Arranged marriages, she says, are “a practical Indian version of the dating game in the West and to that extent this show can be educational since it does not condescendingly suggest that one is a more modern practice than the other.”
Ms Vetticad describes Indian Matchmaking as “occasionally insightful” and says “parts of it are hilarious because Ms Taparia’s clients are such characters and she herself is so unaware of her own regressive mindset”.
But an absence of caveats, she says, makes it “problematic”.
In the show, Ms Taparia is seen describing marriage as a familial obligation, insisting that “parents know best and must guide their children”. She consults astrologers and even a face reader over whether a match would be auspicious or not, and calls her clients – mostly independent women – “stubborn”, telling them to “compromise” or “be flexible” or “adjust” if they are to find a mate.
She also regularly comments on their appearance, including one instance where she describes a woman as “not photogenic”.
No wonder, then, that critics have called her out on social media for promoting sexism, and memes and jokes have been shared about “Sima aunty” and her “picky” clients.
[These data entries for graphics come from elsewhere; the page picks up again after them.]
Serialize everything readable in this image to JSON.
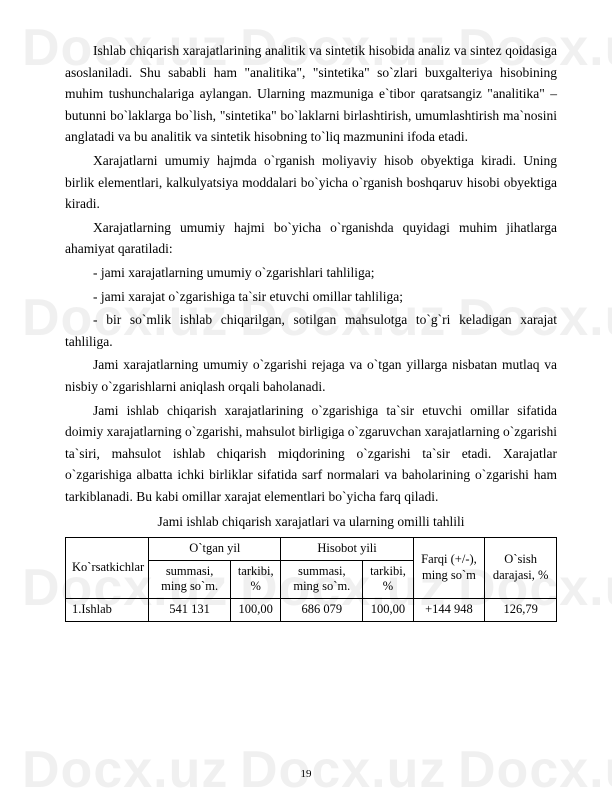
{
  "watermark": "Docx.uz",
  "paragraphs": {
    "p1": "Ishlab chiqarish xarajatlarining analitik va sintetik hisobida analiz va sintez qoidasiga asoslaniladi. Shu sababli ham \"analitika\", \"sintetika\" so`zlari buxgalteriya hisobining muhim tushunchalariga aylangan. Ularning mazmuniga e`tibor qaratsangiz \"analitika\" – butunni bo`laklarga bo`lish, \"sintetika\" bo`laklarni birlashtirish, umumlashtirish ma`nosini anglatadi va bu analitik va sintetik hisobning to`liq mazmunini ifoda etadi.",
    "p2": "Xarajatlarni umumiy hajmda o`rganish moliyaviy hisob obyektiga kiradi. Uning birlik elementlari, kalkulyatsiya moddalari bo`yicha o`rganish boshqaruv hisobi obyektiga kiradi.",
    "p3": "Xarajatlarning umumiy hajmi bo`yicha o`rganishda quyidagi muhim jihatlarga ahamiyat qaratiladi:",
    "p4": "- jami xarajatlarning umumiy o`zgarishlari tahliliga;",
    "p5": "- jami xarajat o`zgarishiga ta`sir etuvchi omillar tahliliga;",
    "p6": "- bir so`mlik ishlab chiqarilgan, sotilgan mahsulotga to`g`ri keladigan xarajat tahliliga.",
    "p7": "Jami xarajatlarning umumiy o`zgarishi rejaga va o`tgan yillarga nisbatan mutlaq va nisbiy o`zgarishlarni aniqlash orqali baholanadi.",
    "p8": "Jami ishlab chiqarish xarajatlarining o`zgarishiga ta`sir etuvchi omillar sifatida doimiy xarajatlarning o`zgarishi, mahsulot birligiga o`zgaruvchan xarajatlarning o`zgarishi ta`siri, mahsulot ishlab chiqarish miqdorining o`zgarishi ta`sir etadi. Xarajatlar o`zgarishiga albatta ichki birliklar sifatida sarf normalari va baholarining o`zgarishi ham tarkiblanadi. Bu kabi omillar xarajat elementlari bo`yicha farq qiladi.",
    "caption": "Jami ishlab chiqarish xarajatlari va ularning omilli tahlili"
  },
  "table": {
    "header": {
      "indicator": "Ko`rsatkichlar",
      "prev_year": "O`tgan yil",
      "report_year": "Hisobot yili",
      "sum": "summasi, ming so`m.",
      "share": "tarkibi, %",
      "diff": "Farqi (+/-), ming so`m",
      "growth": "O`sish darajasi, %"
    },
    "row1": {
      "name": "1.Ishlab",
      "prev_sum": "541 131",
      "prev_share": "100,00",
      "rep_sum": "686 079",
      "rep_share": "100,00",
      "diff": "+144 948",
      "growth": "126,79"
    }
  },
  "page_number": "19"
}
Some have also criticised the show for glossing over how the process of arranged marriages has scarred many women permanently.
One woman described on Twitter how she felt like chattel being paraded before prospective grooms and the show brought back painful memories.
“The whole process of bride viewing is so demeaning for a woman because she’s being put on display, she’s being sized up,” Kiran Lamba Jha, assistant professor of sociology at Kanpur’s CSJM university, told the BBC.
“And it’s really traumatic for her when she is rejected, sometimes for trivial reasons like skin colour or height,” Prof Lamba Jha added.
On the show, one Indian mother tells Ms Taparia that she has been receiving lots of proposals for her son but had rejected them all because either the girl was “not well educated” or because of her “height”.
And an affluent bride-seeking man reveals he has rejected 150 women.
The show does not question these prejudices but, as some point out, what it does do is hold up a mirror – a disturbing reminder of patriarchy and misogyny, casteism and colourism.
And, as writer Devaiah Bopanna points out in an Instagram post, that is where its true merit lies.
“Is the show problematic? Reality is problematic. And this is a freaking reality show,” he writes.